Sunday, January 2, 2011

To Stay Away

To be asked to stay away from you? To pull away and ignore you? I don't know if I can do that. The forced proximity we will have that used to be desired will most definitely be a factor. That and perhaps I don't want to pull away. Such is life I suppose. I feel sick and twisted and confused, but then again I'm a teenage girl. What else is to be expected of me?
Still though I am determined. I have to have hope. Without it I'll be lost. I pull this hope from inside of myself now, instead of from you. My source of light and joy in my life. I have to find another place, and now I look in the place that I have been so afraid to look in for so long- inside of myself.
It's a dark and scary place, adn yet, I have to search here. Elsewhere I feel only desolation, so now where else is there to look? And now I know I'm stronger than I was before. I am challenged to look inside of myself and I realize just how amazing it is. I look at myself in the mirror and see a pretty girl growing into a beautiful young lady. I am strong. I am intelligent. I am beautfiul.

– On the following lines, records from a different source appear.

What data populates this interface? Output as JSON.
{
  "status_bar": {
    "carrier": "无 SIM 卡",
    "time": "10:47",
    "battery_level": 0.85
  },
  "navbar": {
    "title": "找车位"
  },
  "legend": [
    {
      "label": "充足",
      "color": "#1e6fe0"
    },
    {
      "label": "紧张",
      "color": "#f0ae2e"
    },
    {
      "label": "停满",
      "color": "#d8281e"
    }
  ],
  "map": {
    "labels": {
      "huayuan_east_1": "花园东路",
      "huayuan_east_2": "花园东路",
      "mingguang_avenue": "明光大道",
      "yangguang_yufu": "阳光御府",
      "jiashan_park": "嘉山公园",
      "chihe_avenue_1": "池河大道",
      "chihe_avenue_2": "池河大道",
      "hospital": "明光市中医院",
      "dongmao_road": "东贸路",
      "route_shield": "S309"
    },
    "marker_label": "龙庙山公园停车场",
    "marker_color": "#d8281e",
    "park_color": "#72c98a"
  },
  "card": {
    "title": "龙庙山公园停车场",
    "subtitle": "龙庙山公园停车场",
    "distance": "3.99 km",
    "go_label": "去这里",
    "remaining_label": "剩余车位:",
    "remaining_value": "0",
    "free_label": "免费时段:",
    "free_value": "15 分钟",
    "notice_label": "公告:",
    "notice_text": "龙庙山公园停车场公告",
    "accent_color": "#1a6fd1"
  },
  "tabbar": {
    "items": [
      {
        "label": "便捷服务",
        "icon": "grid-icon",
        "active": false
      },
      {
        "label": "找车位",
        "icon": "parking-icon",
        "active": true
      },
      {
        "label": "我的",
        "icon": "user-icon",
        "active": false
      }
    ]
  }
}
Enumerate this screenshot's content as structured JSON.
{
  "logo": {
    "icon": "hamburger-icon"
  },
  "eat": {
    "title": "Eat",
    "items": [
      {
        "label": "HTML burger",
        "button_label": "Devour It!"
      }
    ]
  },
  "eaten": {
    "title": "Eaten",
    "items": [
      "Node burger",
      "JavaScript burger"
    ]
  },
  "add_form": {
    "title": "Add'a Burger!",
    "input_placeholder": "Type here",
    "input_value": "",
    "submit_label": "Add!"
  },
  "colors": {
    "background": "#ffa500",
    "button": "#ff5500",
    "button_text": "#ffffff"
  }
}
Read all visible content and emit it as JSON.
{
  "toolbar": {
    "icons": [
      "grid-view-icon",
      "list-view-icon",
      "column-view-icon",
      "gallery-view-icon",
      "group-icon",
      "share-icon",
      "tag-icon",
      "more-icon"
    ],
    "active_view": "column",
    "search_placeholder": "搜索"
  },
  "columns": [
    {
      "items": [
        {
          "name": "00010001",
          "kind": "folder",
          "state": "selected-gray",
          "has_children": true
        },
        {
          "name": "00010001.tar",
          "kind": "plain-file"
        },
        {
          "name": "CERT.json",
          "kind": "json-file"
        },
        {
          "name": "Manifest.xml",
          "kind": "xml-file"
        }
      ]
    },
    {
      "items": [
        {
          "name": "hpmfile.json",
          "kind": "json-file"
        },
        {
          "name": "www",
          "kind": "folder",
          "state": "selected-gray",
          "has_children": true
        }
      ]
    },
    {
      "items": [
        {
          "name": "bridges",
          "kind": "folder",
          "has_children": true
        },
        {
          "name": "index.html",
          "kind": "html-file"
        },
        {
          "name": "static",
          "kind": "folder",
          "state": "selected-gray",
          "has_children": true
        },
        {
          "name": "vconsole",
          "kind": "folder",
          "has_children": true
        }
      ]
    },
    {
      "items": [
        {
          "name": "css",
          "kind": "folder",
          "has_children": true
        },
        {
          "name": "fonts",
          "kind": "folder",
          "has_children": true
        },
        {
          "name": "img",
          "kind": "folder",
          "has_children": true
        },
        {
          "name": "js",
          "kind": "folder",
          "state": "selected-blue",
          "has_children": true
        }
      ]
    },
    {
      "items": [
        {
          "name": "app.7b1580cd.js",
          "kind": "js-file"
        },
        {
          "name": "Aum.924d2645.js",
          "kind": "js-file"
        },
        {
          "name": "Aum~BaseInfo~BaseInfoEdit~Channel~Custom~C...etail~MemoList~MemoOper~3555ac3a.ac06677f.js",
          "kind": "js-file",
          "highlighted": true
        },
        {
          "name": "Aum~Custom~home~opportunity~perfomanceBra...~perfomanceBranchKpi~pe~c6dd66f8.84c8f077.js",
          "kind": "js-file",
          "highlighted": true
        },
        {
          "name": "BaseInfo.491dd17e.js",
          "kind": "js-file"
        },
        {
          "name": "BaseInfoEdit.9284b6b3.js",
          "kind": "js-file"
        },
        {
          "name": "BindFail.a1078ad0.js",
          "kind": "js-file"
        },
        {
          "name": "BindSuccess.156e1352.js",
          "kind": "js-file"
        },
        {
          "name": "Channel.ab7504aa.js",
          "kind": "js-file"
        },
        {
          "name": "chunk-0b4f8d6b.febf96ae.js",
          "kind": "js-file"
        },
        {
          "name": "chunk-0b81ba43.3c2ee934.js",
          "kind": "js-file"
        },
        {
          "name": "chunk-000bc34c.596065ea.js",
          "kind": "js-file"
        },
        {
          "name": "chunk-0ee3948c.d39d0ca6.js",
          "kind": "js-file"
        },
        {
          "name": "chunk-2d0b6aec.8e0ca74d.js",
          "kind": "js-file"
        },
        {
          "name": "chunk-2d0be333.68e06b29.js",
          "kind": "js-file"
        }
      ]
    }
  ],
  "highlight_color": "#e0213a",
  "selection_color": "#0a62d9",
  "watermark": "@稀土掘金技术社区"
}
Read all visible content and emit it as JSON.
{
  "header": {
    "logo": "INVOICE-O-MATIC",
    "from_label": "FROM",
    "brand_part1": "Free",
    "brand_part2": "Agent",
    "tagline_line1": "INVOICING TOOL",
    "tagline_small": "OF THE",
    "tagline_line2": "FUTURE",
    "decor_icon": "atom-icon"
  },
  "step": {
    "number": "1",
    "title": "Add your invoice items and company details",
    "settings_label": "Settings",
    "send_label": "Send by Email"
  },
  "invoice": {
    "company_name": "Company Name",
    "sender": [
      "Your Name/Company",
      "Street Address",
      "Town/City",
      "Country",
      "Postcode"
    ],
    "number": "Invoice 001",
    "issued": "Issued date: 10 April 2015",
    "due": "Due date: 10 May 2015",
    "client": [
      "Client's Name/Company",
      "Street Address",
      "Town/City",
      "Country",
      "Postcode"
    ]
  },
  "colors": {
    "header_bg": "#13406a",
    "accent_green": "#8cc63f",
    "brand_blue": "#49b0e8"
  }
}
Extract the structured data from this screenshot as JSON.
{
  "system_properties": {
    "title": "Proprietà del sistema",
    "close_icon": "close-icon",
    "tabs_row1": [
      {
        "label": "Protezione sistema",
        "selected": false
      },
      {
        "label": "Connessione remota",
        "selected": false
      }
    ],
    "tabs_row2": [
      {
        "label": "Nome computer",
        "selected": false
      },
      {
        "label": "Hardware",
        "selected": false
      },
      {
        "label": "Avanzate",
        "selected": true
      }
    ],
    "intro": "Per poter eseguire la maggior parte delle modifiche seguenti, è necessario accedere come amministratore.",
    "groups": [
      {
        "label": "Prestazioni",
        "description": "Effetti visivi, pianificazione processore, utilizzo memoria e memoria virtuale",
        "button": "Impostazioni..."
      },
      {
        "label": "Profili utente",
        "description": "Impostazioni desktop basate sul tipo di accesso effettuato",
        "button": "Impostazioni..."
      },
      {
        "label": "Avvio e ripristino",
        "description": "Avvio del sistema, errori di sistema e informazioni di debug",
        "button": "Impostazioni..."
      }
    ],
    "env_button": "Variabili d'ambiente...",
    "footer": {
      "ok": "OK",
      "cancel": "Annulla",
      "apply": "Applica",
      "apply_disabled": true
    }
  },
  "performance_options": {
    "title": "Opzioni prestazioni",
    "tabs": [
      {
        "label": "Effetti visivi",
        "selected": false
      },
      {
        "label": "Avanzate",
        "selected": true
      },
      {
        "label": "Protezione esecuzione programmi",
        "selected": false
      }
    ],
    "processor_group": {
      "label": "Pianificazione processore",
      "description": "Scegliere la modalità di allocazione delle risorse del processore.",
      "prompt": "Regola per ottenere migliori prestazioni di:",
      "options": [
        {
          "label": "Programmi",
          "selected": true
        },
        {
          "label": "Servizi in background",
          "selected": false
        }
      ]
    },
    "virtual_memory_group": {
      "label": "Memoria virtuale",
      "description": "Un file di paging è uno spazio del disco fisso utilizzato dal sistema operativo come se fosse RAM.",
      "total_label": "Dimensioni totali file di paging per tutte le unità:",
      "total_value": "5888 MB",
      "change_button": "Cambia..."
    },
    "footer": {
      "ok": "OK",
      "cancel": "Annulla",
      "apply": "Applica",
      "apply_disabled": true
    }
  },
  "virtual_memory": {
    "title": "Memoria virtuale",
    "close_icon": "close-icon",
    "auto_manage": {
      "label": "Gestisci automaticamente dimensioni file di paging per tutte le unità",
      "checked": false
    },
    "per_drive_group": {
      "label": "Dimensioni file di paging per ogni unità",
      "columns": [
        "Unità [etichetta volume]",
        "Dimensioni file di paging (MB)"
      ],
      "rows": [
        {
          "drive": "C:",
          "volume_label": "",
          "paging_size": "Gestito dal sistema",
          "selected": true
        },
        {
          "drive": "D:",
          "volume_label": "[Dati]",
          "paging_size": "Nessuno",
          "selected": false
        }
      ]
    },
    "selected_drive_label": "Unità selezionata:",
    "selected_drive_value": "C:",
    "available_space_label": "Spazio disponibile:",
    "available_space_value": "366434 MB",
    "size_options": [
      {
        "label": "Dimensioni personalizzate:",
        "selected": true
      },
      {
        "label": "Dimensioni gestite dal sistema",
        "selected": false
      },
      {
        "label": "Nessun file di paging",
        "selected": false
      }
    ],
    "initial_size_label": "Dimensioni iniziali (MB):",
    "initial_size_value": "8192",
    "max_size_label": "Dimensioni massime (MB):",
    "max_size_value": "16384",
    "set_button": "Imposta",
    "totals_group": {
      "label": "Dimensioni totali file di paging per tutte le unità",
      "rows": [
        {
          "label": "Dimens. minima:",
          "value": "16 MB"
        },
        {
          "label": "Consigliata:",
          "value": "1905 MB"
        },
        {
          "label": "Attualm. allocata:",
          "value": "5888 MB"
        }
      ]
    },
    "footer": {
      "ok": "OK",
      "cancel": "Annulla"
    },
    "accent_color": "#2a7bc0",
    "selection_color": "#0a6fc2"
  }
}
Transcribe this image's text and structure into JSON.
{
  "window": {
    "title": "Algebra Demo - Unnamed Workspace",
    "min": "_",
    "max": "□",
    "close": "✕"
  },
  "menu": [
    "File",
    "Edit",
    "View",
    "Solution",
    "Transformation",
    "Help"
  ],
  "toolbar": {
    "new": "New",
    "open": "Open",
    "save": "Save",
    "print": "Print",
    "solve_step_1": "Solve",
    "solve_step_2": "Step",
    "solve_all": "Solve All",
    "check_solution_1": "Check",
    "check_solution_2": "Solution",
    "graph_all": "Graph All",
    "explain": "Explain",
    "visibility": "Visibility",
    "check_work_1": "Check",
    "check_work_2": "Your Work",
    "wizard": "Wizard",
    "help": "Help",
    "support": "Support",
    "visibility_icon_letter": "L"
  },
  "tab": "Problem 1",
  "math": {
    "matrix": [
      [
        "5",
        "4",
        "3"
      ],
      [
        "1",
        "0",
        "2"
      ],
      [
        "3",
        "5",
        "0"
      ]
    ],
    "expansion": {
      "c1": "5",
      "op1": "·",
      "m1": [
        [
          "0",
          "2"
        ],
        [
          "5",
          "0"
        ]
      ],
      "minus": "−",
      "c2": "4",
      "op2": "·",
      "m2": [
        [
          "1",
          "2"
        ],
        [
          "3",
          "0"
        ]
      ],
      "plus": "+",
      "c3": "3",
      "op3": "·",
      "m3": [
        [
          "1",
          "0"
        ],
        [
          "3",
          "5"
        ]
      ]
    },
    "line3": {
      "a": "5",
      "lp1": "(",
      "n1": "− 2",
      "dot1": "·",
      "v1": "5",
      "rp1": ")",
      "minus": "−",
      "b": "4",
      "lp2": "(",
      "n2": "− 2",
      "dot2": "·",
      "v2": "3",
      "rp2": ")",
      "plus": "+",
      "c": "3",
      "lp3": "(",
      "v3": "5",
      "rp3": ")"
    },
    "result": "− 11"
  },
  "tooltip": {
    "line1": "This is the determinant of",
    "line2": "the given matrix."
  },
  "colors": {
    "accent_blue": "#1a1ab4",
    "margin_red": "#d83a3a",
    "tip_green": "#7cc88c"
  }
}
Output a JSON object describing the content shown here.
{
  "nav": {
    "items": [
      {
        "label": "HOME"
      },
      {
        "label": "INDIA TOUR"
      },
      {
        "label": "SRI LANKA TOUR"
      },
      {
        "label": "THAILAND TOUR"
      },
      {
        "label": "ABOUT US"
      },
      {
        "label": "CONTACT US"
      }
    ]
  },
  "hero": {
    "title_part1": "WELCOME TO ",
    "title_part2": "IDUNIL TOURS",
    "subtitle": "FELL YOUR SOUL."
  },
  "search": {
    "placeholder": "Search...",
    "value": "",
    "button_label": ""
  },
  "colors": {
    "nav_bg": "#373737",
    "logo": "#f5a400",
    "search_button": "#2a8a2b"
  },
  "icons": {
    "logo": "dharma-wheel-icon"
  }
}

I never would have seen it if it weren't for you. Thank you.

Saturday, January 1, 2011

Sunshine

Happy New Year to all of you who bother to read this!
May God bless and keep you and all of your loved ones!
Notice, I did not say family. For some family is your blood relatives, for others family is so much more than that... So to be sure that my meaning is clear, I truly do mean all of those who you love and keep dear to you. The end of my year suddenly hit me with a pang of hurt and sorrow, but who's to say that it won't make me stronger? This time I know my faults, and I will not take more blame than is my worth. I have cried, but I will not steep in my own sorrow. It is a new year, and the sun is shining.
I refuse to let that part of me that sees only the bad thrive. I have my hope, and that's all that is really needed. I look far too much to the negative, and now life is showing me that the negative is not who I was meant to be. I am loud and happy. That is who I choose to be.
The new year though does bring it's own challenge for me. My new years resolution, a challenge... If you know me at all it's quite obvious I would have picked something challenging for myself. If you truly know me you will also expect me to fail. This year though I feel something different. A strange determination fills my heart that I have not felt before. So now I will choose to be wiser, and think before I speak.
Yes, that is my new years resolution. I hope you do not think I will beging to censor my thoughts and words. Au contraire messiuer-dames! I will still voice out my thoughts and opinions when I deem it appropriate to. I believe that it is rather I will choose my words more carefully. The english language has words that have such careful connotations, and more often than not I ignore those connotations in my speech. So now I think before I speak in the hopes of improving who I am.
A new me, and a new year. How cliche. Well I suppose it's not to be helped, I'm quite the cliche person.